In other words, if the DUP don’t come to a deal with the British Government, they could well find themselves completely marginalised after an election which would put Jeremy Corbyn in Downing Street.

That prospect would terrify most Unionists – and not just Unionists – so we have to hope Mrs Foster and Mrs May will come up with some sort of a deal before the European summit next week.

The collapse of the deal with the DUP could put Jeremy Corbyn into power

It is still a crisis, however, and a crisis which seems to have been of our Government’s own making.

Do they value the integrity of the United Kingdom so little they are prepared to leave Northern Ireland in some kind of limbo, neither in the EU nor out of it?

Were they so arrogant they assumed Mrs Foster’s party would tag along whatever proposals were offered to them to deal with the issue of the Irish border?

Can it be possible they really just forgot about the Unionists? Or is it actually evidence that they still do not have a sensible, practical answer to a simple question – how do you enforce a land border between the UK and the EU?

It looks as if the truth is that, despite more than a year to think about it, the Government really does not have an answer to the demand for a ‘frictionless’ border.

Nobody wants armed guards and checkpoints along the 310-mile border between the two parts of Ireland. It could easily become a trigger for a renewal of the conflict which blighted the island until the Good Friday agreement.

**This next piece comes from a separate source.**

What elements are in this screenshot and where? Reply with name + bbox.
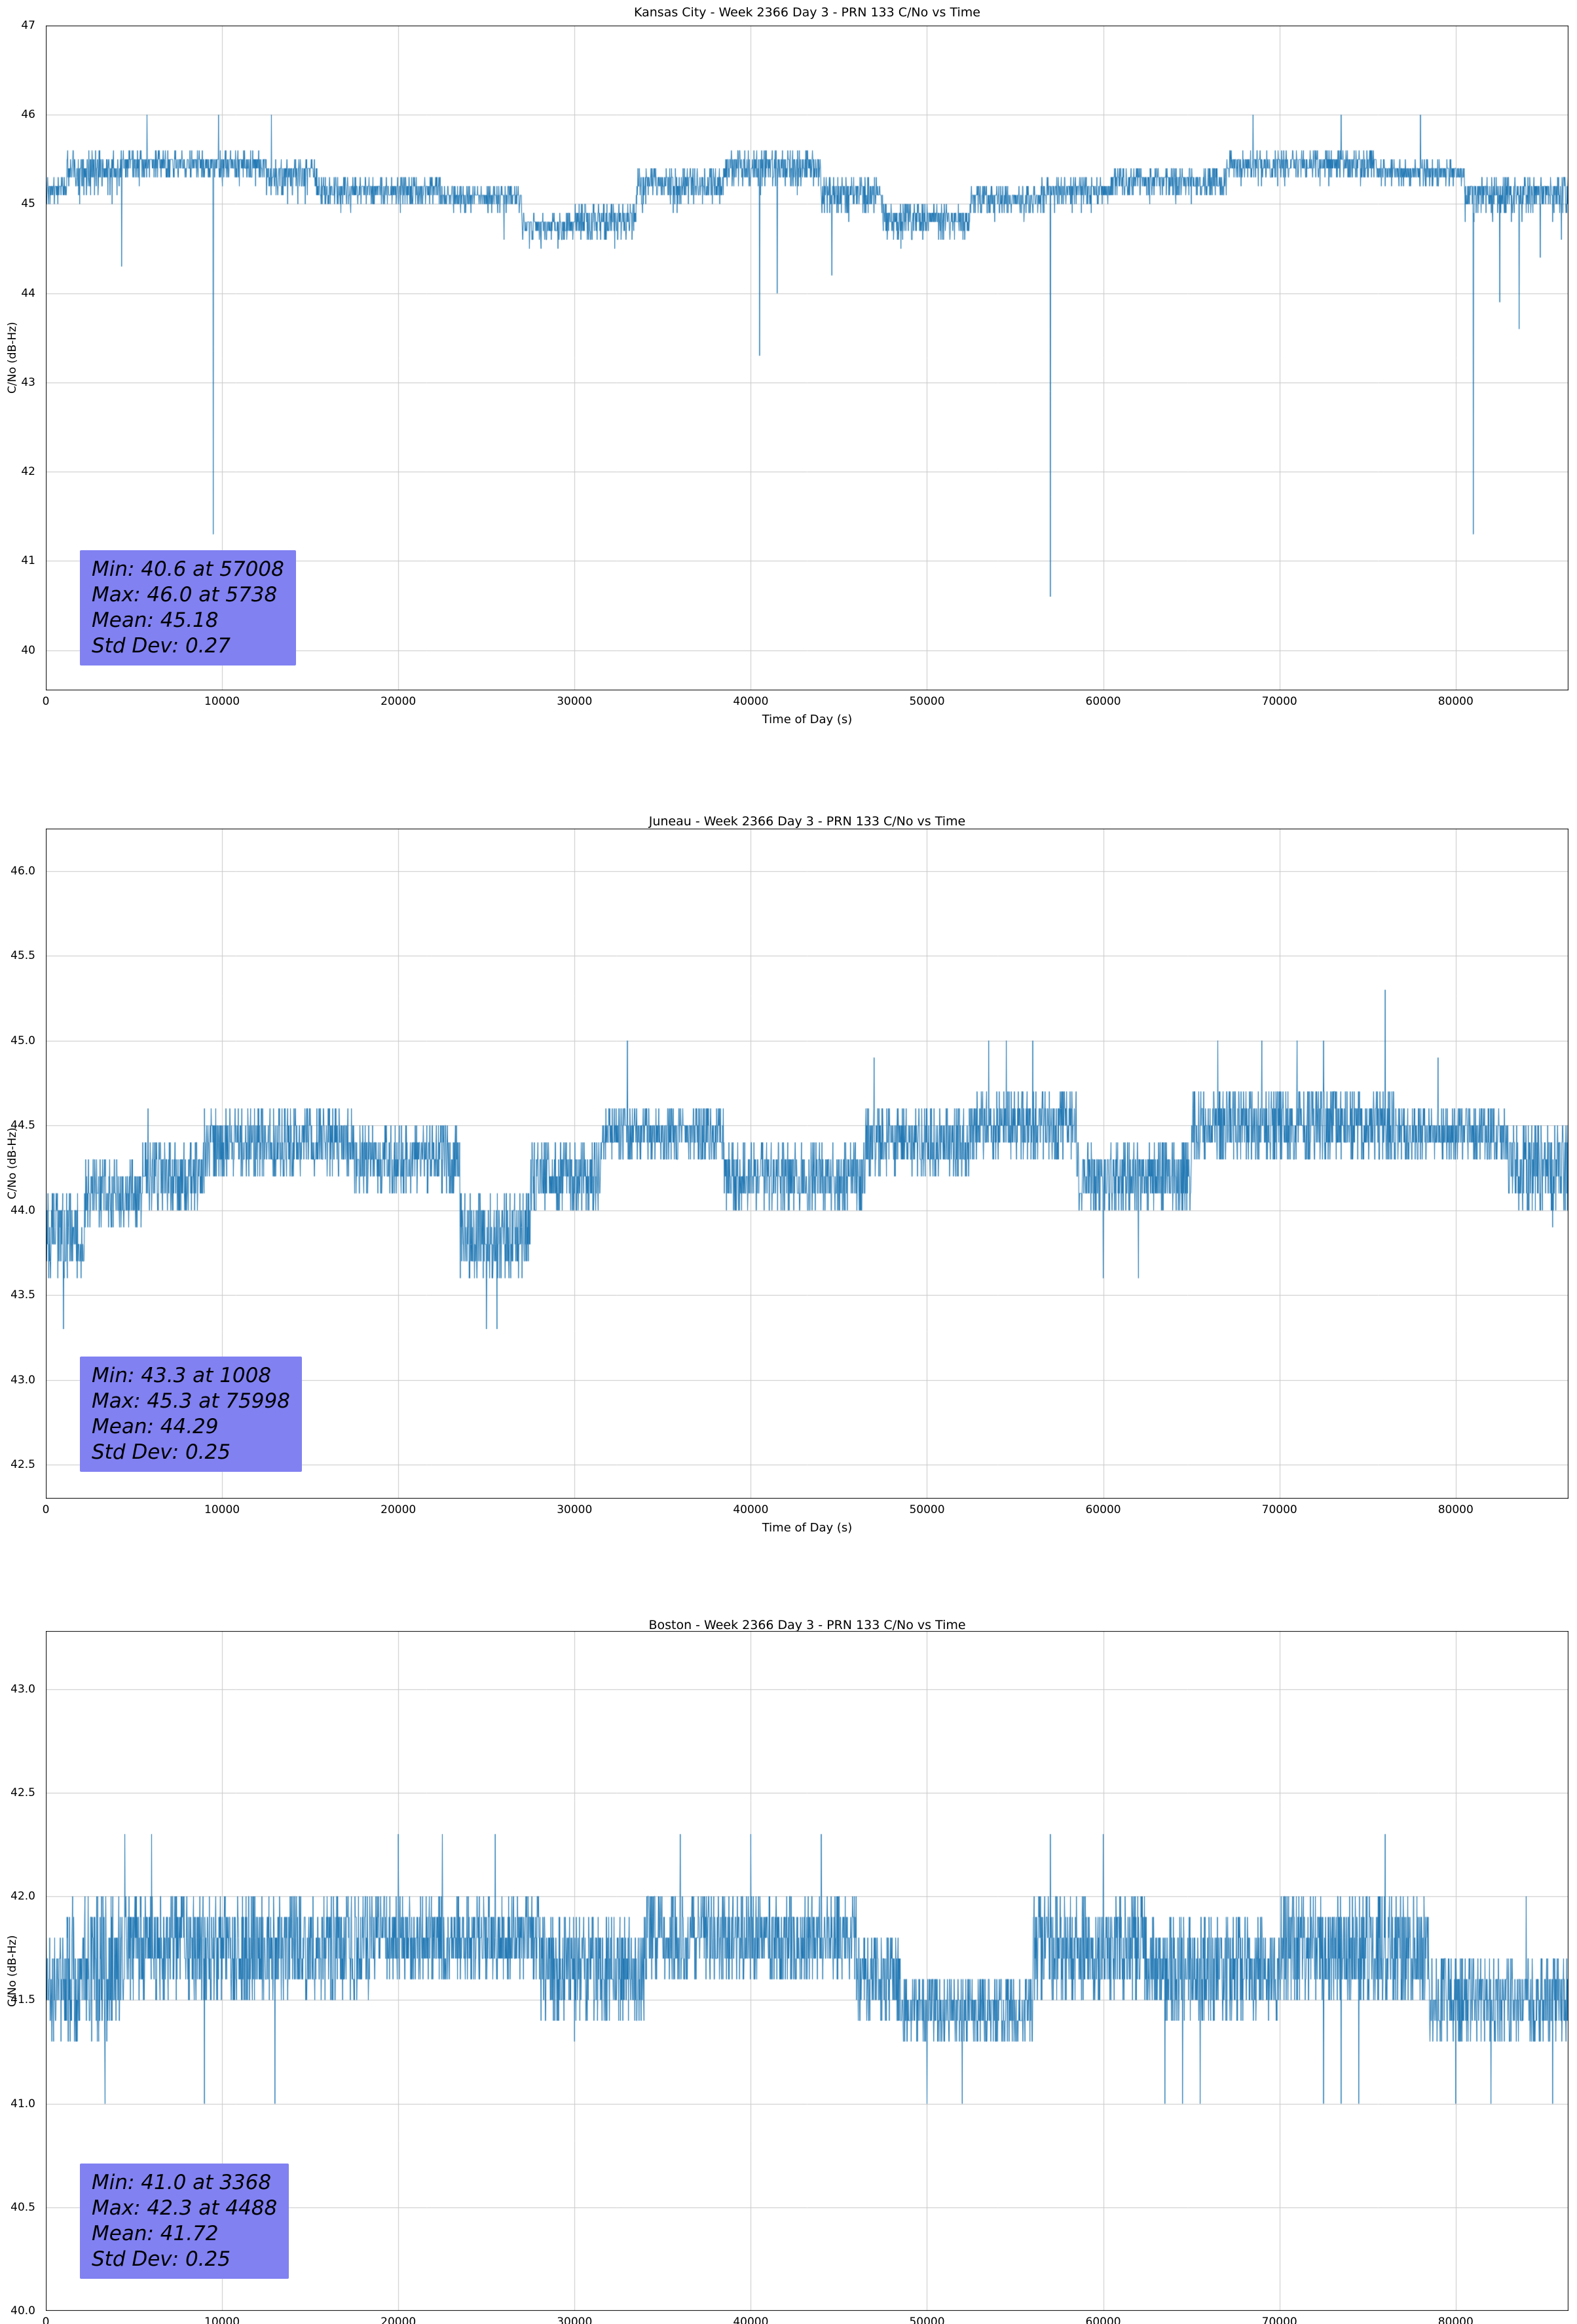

There was, some time ago, talk of employing new technological innovations which would remove the need for a physical barrier of any sort. That seems to have died away now, probably because the technology doesn’t exist and, even if it did, you could be sure our incompetent Government would commission a system which cost the earth and failed to do what it said on the tin.

The collapse of Mrs May’s lunchtime agreement has caused much mirth and merrymaking among our European ‘friends’. One German radio station even declared: ‘Brexit is the biggest political idiocy since the Roman Emperor Caligula decided to appoint his favourite horse Incitatus as consul.’

It’s certainly true we are still no clearer what Brexit Britain will really look like. If no special arrangements are in place for Northern Ireland, and avoiding a ‘hard border’ is a priority, it seems likely this country would have to remain subject to EU laws.

In those circumstances we would leave Europe in name only. We would have to keep paying a membership fee but we would have no representation on any of its institutions – the worst of both worlds.

It is unbelievable that the border issue has not been resolved or even, it seems, properly addressed after all this time. A ‘special status’ for Northern Ireland is the Trojan horse which would deliver no Brexit at all.

And if Mrs May really cannot come up with a solution – and fast – then those people who thought her Premiership might only last until this Christmas could be proved right.